Depuis trois ans, les provinces du Niger sont devenues des sultanats. La ville de Tibiri, pas loin de Maradi, constitue le siège de sa majesté le sultan Balla Marafa. La rencontre avec le sultan suscite une certaine appréhension, peut-être parce que le titre inspire l’imaginaire, par l’historique du sultanat qui s’affiche à l’entrée de son palais. Le sultan Balla Marafa est le 480e sultan du Gobir, une dynastie qui remonte à plus de 5'000 ans selon un document bien visible dans la grande salle. Le sultan du Gobir est un homme de dialogue qui, malgré la cour suggestive que l’entoure, se soucie de mettre à l’aise ses interlocuteurs, que ce soit un homme et une femme qui demandent audience pour régler des problèmes de couples, ou le musulman qui est en dispute avec un chrétien pour des questions de propriété, ou encore nous qui venons d’Europe pour soutenir des projets de l’Eglise catholique. Fier de l’histoire plurimillénaire de la dynastie de son sultanat, le sultan souligne le lien de sa descendance avec le Prophète. Le nom « Gobir » vient de « Birnin Goubour », le nom d’une ville de l’Arabie Saoudite d’où à l’époque du prophète, des membres de sa famille seraient partis pour traverser la Mer Rouge et l’Egypte et arriver dans les zones actuelles pour proposer l’islam aux autochtones.
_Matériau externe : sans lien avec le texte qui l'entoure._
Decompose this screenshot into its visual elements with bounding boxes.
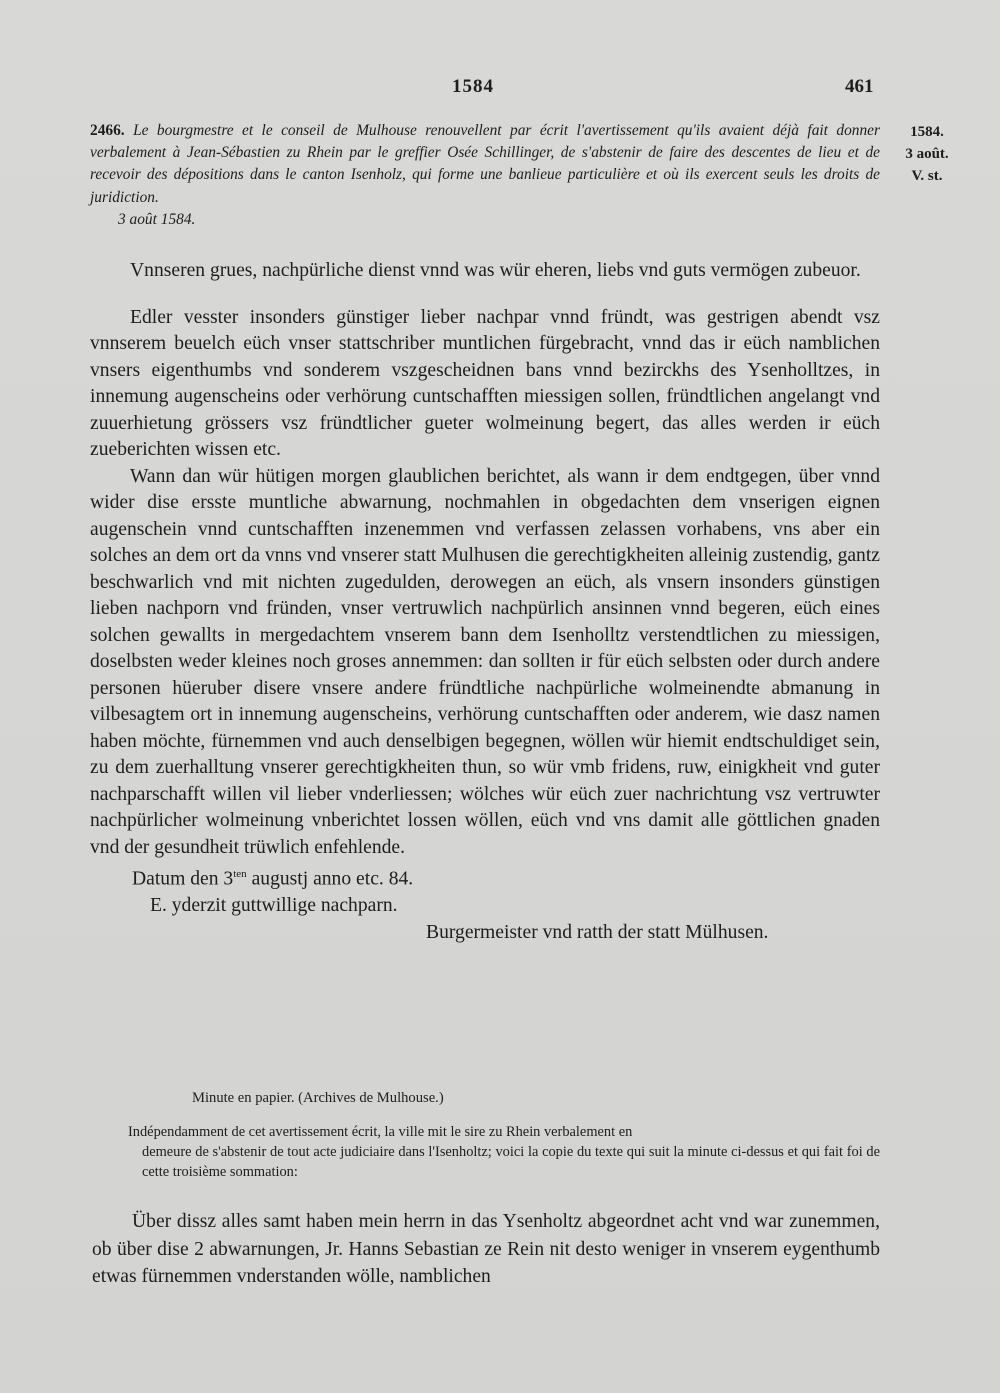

Un sunnisme qui se veut respectueux de la liberté religieuse, qui est selon ses mots l’expression d’un Dieu « d’amour et charité ». Son discours pourrait sembler être un discours de convenance, mais les faits montrent l’authenticité de ses propos.

 

 

Dans la famille du sultan, il y a plusieurs parents qui sont chrétiens, un de ses cousins est même pasteur. La jeune communauté des sœurs de « Fraternité des Servantes du Christ » a trouvé le terrain pour construire sa maison dans la province du sultan, grâce à son soutien. « J’ai accueilli la sœur parce qu’elle avait un projet et était animée par un amour pour Dieu, pour aider mon peuple ».

 

 

Ainsi aujourd’hui la communauté est active dans le sultanat du Gobir, au Niger, avec différents projets : des dispensaires, des écoles, des programmes de promotion pour la femme, etc.… Combattre l’ignorance et donner espérance est le projet commun d’un sultan et d’une sœur. Cette espérance que dans un pays en détresse comme le Niger est la seule richesse à laquelle les islamistes peuvent encore porter atteinte.